O fascínio pela figura de Saigyō derivará dos dois factores já referidos: suki e excelência de waka. O suki, associando-se à reclusão e à excelência do waka, terá ajudado a valorizar o trabalho poético como ofício de salvação. O shukke e as circunstâncias peculiares da morte de Saigyō, os quais aparecem exaustivamente descritos na Monogatari, criam uma inequívoca relação entre waka e satori. Consequentemente, a inegável valorização espiritual que a poesia de Saigyō, assim como os relatos da Saigyō Monogatari atribuem à Natureza, levam a que o waka e o satori também se relacionem com a Natureza. Em suma, a imagem de Saigyō que se quedou para a posteridade foi a de um hijiri (homem santo) que, vivendo em reclusão, dedicou a sua vida à composição de poesia com um elevado grau de espiritualidade, quer na interpretação dos fenómenos da natureza, quer em autorreflexão. Penso que isto deve ser tido em conta e que raramente se devam analisar textos de escritores que quiseram assemelhar-se a Saigyō sem ponderar sobre o conceito de Saigyōzo — a imagem que ficou para a posteridade de Saigyō. 

 

[1] Um conjunto de vários relatos de cariz hagiográfico que começaram a ser produzidos cerca de 50 anos após a morte de Saigyō.

[2] Shukke escreve-se 出家, o primeiro caracter significa saída e o segundo significa casa. A saída de casa é uma metáfora muito utilizada ao longo da tradição budista para designar o abandono da vida secular e a entrada na vida espiritual budista. 

[3] Tradução da minha autoria a partir da língua inglesa.

[4] «The precision of Saigyō’s prediction went beyond being merely uncanny. The high level of intentionality he had put into the manner of his dying seemed to suggest the same may have been true of his whole life. Ignoring the hesitations, doubts, and struggles evidenced within a number of his poems, hagiographers construed his life story as more single-minded, chaste, and free of cares than it had, in fact, been.» (LaFleur 2003, 88).

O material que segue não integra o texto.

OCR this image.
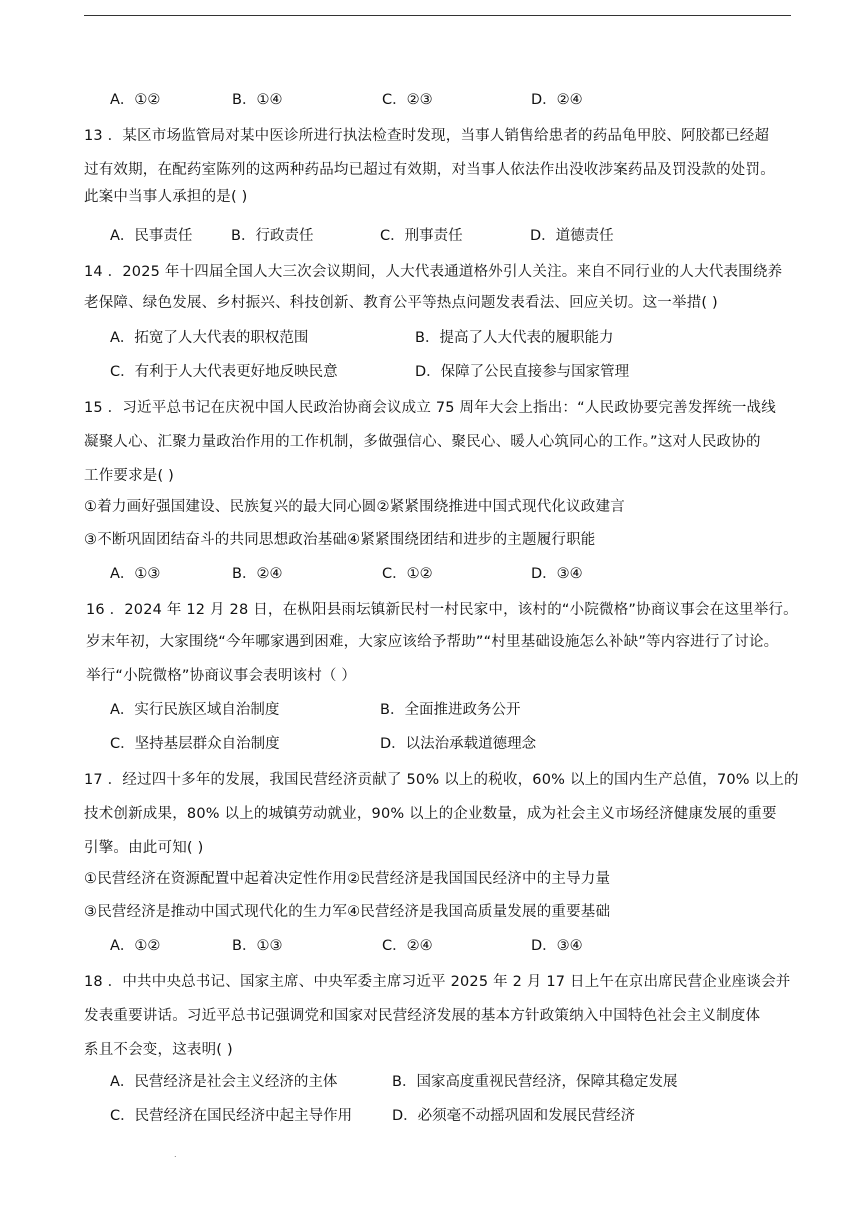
A．①②	B．①④	C．②③	D．②④
13 ．某区市场监管局对某中医诊所进行执法检查时发现，当事人销售给患者的药品龟甲胶、阿胶都已经超
过有效期，在配药室陈列的这两种药品均已超过有效期，对当事人依法作出没收涉案药品及罚没款的处罚。
此案中当事人承担的是( )
A．民事责任	B．行政责任	C．刑事责任	D．道德责任
14 ．2025 年十四届全国人大三次会议期间，人大代表通道格外引人关注。来自不同行业的人大代表围绕养
老保障、绿色发展、乡村振兴、科技创新、教育公平等热点问题发表看法、回应关切。这一举措( )
A．拓宽了人大代表的职权范围	B．提高了人大代表的履职能力
C．有利于人大代表更好地反映民意	D．保障了公民直接参与国家管理
15 ．习近平总书记在庆祝中国人民政治协商会议成立 75 周年大会上指出：“人民政协要完善发挥统一战线
凝聚人心、汇聚力量政治作用的工作机制，多做强信心、聚民心、暖人心筑同心的工作。”这对人民政协的
工作要求是( )
①着力画好强国建设、民族复兴的最大同心圆②紧紧围绕推进中国式现代化议政建言
③不断巩固团结奋斗的共同思想政治基础④紧紧围绕团结和进步的主题履行职能
A．①③	B．②④	C．①②	D．③④
16 ．2024 年 12 月 28 日，在枞阳县雨坛镇新民村一村民家中，该村的“小院微格”协商议事会在这里举行。
岁末年初，大家围绕“今年哪家遇到困难，大家应该给予帮助”“村里基础设施怎么补缺”等内容进行了讨论。
举行“小院微格”协商议事会表明该村（ ）
A．实行民族区域自治制度	B．全面推进政务公开
C．坚持基层群众自治制度	D．以法治承载道德理念
17 ．经过四十多年的发展，我国民营经济贡献了 50% 以上的税收，60% 以上的国内生产总值，70% 以上的
技术创新成果，80% 以上的城镇劳动就业，90% 以上的企业数量，成为社会主义市场经济健康发展的重要
引擎。由此可知( )
①民营经济在资源配置中起着决定性作用②民营经济是我国国民经济中的主导力量
③民营经济是推动中国式现代化的生力军④民营经济是我国高质量发展的重要基础
A．①②	B．①③	C．②④	D．③④
18 ．中共中央总书记、国家主席、中央军委主席习近平 2025 年 2 月 17 日上午在京出席民营企业座谈会并
发表重要讲话。习近平总书记强调党和国家对民营经济发展的基本方针政策纳入中国特色社会主义制度体
系且不会变，这表明( )
A．民营经济是社会主义经济的主体	B．国家高度重视民营经济，保障其稳定发展
C．民营经济在国民经济中起主导作用	D．必须毫不动摇巩固和发展民营经济
.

[5]  Um esteta, alguém dedicado exclusivamente ao culto, ou apreciação dedicada, de alguma forma de arte.

[6] Tradução a partir inglês de minha autoria.

[7]  O nascimento, a morte e o envelhecimento são formas de sofrimento (duhkha). (Watts 1957, 46).  A causa de sofrimento (duhkha) é o desejo (trsna) (Idem, 47). O desejo pode cessar com a obtenção do nirvana (Idem, 48-9). A forma de obter o nirvana é seguir o Nobre Caminho Óctuplo (Idem, 51-2).

[8] Tradução a partir inglês de minha autoria.

[9] Veja-se que Rahula significa «amarras» e Saigyō considera a filha uma amarra.

[10] A palavra waka significa poesia. Quando Muju se refere a waka estará a referir-se à poesia clássica japonesa, ao tanka.

[11]  Xintoísmo.

[12] Conjunto de versos extremamente importantes no budismo primordial, encontram-se com relativa facilidade nos Tipitaka.

[13] Essa é a posição a que Mujū recorre aquando da equiparação entre versos de waka e de dharani. De acordo com a tradição, o Kami Susanoo seria o pai do waka, de modo que o waka é sacralizado por Mujū por provir de uma representação de Buddha, i.e. Susanoo.

[14] Quem se interessar por este assunto deverá ler a parte 1 do artigo de LaFleur sobre a valorização budista da natureza em Saigyō.

[15] Tradução a partir inglês de minha autoria.

[16] Tradução a partir inglês de minha autoria.

[17] Barnhill traduziu por «Creative» (Criação) o termo Zōka. Zōka aparenta ser mais do que apenas «Creative». Zōka aparenta ser um processo de transformação da Natureza. Quando se fala de criação não se fala de uma criação ex nihilo, mas de modificações que vão acontecendo por acção da Natureza de forma espontânea e incondicionada. Para mais informações sobre o assunto pode consultar o artigo de Barnhill intulado «Zōka: The Creative In Bashō’s View of Nature and Art».

[18] Tradução a partir do inglês, de minha autoria.

[19] Tradução a partir do inglês, de minha autoria.

[20] Dado o desconhecimento da existência desse episódio na actualidade, é possível que o testemunho não tenha sobrevivido até aos dias de hoje (Heldt, 1997: 472).

[21] «Mulher Saigyō». Nijō tem sido considerada por estudiosos como uma versão feminina de Saigyō. Veja-se por exemplo o texto de Kimura Saeko.